Les mistons

On n’est pas sérieux quand on a quatorze ans…

François Truffaut, dans Les cahiers du cinéma avait abondamment daubé sur la fausse image de l’enfance délinquante que présentait Jean Delannoy dans Chiens perdus sans collieradaptation d’un roman éponyme de Gilbert Cesbron, romancier à l’immense succès, spécialisé un peu dans les faits de société, comme on dit aujourd’hui ; et il a eu envie de réaliser avec son premier vrai film, un court-métrage sur l’enfance et ses désordres. Une bande de gamins qui s’ennuie donne la chasse à un couple d’amoureux qui aimerait être un peu tranquille pour voir la feuille à l’envers. Et un jour, quelques mois plus tard, ils apprennent que le garçon (Gérard Blain) s’est tué en montagne.

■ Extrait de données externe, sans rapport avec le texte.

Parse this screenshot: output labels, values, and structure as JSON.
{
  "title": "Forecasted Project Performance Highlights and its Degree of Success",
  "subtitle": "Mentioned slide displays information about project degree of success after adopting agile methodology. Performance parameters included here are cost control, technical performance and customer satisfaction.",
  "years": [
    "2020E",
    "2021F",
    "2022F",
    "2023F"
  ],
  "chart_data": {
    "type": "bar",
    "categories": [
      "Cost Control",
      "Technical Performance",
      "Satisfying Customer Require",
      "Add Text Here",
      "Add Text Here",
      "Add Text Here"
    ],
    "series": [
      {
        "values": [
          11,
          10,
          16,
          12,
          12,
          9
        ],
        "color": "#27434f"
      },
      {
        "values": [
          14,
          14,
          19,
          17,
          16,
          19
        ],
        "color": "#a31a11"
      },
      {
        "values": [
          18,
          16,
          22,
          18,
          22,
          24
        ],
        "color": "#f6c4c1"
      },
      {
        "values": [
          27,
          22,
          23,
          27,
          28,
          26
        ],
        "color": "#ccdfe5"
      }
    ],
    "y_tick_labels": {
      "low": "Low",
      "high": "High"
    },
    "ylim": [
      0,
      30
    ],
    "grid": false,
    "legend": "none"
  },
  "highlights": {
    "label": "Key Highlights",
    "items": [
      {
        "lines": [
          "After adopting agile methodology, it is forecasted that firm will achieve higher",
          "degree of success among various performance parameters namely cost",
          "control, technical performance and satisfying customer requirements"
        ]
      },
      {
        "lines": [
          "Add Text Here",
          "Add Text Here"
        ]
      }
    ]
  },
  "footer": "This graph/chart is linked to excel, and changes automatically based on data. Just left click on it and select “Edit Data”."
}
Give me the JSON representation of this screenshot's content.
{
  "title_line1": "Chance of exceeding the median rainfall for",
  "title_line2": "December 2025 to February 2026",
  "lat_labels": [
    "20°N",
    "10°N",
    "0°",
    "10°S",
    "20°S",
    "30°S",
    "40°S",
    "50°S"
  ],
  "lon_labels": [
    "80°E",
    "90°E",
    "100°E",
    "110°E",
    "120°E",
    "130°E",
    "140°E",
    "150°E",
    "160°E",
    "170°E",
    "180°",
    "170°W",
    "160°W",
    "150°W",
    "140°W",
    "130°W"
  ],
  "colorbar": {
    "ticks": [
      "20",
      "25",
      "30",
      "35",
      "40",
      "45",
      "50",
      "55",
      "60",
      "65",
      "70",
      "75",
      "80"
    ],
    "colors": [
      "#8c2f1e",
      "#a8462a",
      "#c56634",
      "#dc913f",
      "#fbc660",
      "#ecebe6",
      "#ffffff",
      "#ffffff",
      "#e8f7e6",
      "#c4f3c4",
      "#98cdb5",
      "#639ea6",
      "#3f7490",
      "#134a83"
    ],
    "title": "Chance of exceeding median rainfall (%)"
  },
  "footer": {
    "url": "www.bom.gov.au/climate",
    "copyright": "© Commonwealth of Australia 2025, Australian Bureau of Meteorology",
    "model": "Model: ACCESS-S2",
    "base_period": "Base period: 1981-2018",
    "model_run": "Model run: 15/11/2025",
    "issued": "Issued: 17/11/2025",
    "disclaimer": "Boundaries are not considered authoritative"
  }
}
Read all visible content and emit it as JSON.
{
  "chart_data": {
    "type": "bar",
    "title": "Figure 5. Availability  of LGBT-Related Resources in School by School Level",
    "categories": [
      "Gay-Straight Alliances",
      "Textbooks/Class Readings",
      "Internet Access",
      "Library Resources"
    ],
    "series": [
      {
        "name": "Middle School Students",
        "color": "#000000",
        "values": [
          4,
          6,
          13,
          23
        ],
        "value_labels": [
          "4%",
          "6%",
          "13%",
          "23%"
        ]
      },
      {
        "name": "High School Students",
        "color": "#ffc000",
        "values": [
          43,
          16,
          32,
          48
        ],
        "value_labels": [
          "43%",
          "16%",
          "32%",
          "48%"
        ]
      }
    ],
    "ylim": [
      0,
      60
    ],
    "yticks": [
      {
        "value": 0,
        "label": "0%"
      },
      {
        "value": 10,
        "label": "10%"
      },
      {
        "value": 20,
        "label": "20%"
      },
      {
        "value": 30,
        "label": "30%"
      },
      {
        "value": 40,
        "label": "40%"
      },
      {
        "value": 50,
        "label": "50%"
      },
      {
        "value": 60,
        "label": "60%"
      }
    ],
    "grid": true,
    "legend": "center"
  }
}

C’est, d’une certaine façon, la fin de l’enfance…

Les Mistons ne sont pas des voyous : ce sont des galopins insouciants, pas très bien élevés, certes, mais pas du tout voleurs (ou, s’ils l’étaient, on les appellerait des chapardeurs, des voleurs de pommes) ; espiègles, farceurs, évidemment fascinés par tout ce qui touche au sexe et à la nudité, mais ne concevant pas le moins du monde qu’il puisse exister ce qu’aujourd’hui on appelle des tournantes.

Seulement, 1957, 1958, c’est le début de l’arrivée au premier rang des gazettes de ce qu’on appelait les blousons noirs, des adolescents qui, eux, commencent à dépasser les bornes (même si, depuis lors, les bornes ont sacrément reculé !) ; et les réalisateurs affluent : Les Tricheurs (triomphe public, film surfait) puis Terrain vague de Marcel CarnéBoulevard de Julien Duvivier ; je crois que tous ces films ont été terriblement ringardisés par le regard vrai porté par Truffaut dans Les Quatre cents coups

Pour revenir aux Mistons, c’est un moyen métrage délicieux, illuminé par la terriblement vivante Bernadette Lafont et la qualité du regard porté sur Nîmes en été, dont on sent presque (d’ailleurs pourquoi, presque ?) la chaleur, la poussière et le bruit des fontaines…

C’est un film très frais sur la sortie de l’enfance et la rugosité de la découverte que le monde n’est pas qu’un grand jeu.